The ride, which began in Dallas in 2003, will take place at five different areas in the Chicago area: Evanston, downtown Chicago, Arlington Heights, Downer’s Grove and Joliet, said Chicago organizer Elizabeth Adamczyk. The Evanston event drew 20 cyclists, while the Chicago ride was expected to draw as many as 300.
“This is a ride for all cyclists,” she said. “Whether they are endurance cyclists or a family of riders, we want them to know they can participate anywhere they are.”
The Evanston ride holds special significance, as the route will take cyclists past the intersection of Sherman Avenue and Lake Street, where Archana Sriram, WCAS ’07, was injured while riding in a hit-and-run accident in 2006, Barish said.
“There had been a number of fatalities involving cyclists a couple of months before her accident, maybe even a couple of weeks before it,” said Neal Ney, president of the Evanston Bicycle Club at the time. “So everybody was pretty outraged.”
Members of the club and participants in the ride have been in accidents while riding as well.
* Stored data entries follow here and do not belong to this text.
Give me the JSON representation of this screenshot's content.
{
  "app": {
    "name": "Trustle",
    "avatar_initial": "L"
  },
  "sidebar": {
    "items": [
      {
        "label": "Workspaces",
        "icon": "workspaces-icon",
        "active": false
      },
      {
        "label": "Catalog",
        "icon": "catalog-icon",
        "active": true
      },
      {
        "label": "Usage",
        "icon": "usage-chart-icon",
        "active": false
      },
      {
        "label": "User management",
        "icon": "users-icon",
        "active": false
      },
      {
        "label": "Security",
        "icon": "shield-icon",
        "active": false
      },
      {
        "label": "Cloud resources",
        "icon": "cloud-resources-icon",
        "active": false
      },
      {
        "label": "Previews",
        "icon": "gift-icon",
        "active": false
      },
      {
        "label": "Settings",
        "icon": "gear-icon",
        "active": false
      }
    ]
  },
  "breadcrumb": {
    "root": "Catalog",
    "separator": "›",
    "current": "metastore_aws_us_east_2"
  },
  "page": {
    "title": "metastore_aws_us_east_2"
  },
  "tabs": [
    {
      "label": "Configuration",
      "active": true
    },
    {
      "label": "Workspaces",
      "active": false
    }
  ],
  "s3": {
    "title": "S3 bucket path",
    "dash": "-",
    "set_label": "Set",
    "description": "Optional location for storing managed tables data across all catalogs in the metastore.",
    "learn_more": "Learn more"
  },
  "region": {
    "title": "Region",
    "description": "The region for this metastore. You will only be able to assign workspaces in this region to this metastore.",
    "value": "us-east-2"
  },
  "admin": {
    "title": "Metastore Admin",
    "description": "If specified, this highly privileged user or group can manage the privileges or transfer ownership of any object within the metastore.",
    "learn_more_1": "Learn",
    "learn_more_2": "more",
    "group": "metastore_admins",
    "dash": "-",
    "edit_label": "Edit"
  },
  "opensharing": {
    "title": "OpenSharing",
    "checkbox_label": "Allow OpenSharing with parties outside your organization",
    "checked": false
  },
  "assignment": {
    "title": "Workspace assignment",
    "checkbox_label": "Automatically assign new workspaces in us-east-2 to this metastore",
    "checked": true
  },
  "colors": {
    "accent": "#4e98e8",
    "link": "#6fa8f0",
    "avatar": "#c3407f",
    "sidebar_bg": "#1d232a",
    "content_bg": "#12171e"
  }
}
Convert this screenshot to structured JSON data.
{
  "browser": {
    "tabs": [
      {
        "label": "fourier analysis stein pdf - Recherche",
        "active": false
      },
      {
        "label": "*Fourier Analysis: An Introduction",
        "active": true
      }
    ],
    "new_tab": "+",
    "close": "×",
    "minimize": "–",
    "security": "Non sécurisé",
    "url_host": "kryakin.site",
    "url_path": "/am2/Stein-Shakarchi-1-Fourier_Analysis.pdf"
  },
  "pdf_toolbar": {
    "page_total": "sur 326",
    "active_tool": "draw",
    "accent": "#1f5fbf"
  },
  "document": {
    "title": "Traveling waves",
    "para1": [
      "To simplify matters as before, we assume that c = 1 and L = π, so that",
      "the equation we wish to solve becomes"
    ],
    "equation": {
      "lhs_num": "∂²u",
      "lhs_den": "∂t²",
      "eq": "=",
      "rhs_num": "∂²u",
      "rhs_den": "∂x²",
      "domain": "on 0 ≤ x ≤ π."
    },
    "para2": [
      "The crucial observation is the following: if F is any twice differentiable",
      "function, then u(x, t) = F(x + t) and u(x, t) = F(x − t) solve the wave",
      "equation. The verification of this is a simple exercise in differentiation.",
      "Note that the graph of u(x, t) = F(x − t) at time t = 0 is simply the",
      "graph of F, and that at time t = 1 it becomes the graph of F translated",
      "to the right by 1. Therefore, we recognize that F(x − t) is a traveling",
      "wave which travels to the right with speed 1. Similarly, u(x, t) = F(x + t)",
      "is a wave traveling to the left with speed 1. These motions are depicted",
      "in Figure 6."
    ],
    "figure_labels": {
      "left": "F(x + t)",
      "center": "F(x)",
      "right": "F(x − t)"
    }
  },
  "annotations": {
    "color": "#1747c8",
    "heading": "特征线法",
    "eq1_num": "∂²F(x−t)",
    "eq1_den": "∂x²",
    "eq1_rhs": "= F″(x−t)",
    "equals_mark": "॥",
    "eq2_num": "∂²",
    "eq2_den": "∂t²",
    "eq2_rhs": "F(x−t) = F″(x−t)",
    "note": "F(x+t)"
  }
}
Bill Rizek was struck by a car in December 2008 and suffered four fractured ribs and a collapsed lung. Jerry Williams has had five accidents, the most serious occurring in 2004 when he was left unconscious for 10 days and lifted out of the mountains of Las Vegas in a helicopter. Williams was never deterred from biking, however.
“I always wanted to ride,” he said. “I just had to recover first.”
Because riders pedal in near-silence, participants in the Evanston ride took time before the start to discuss safety and memorialize past riders. Barish emphasized safety concerns that could come up if riders don’t alert each other to obstacles.
“It’s a ride of silence, not a ride of indifference,” he said.
The Chicago ride’s route will take participants past five prior accidents where “ghost bikes” will stand as monuments, Adamczyk said. The white painted bikes commemorate fallen riders, the most recent death coming last June.
In terms of cyclist safety, even before Sriram’s accident, Evanston was doing a good job, Ney said.
“Evanston is on the right track in terms of what communities should be doing for cycling,” he said. “But that doesn’t mean drivers always behave well.”
Cyclists at the event recognize that both drivers and pedestrians need to be wary. Justin Himel, a member of the club and participant in the ride, emphasized a sense of cooperation and collaboration.
“Too many people think it’s a battle between two-wheelers and four-wheelers, and it’s not,” he said.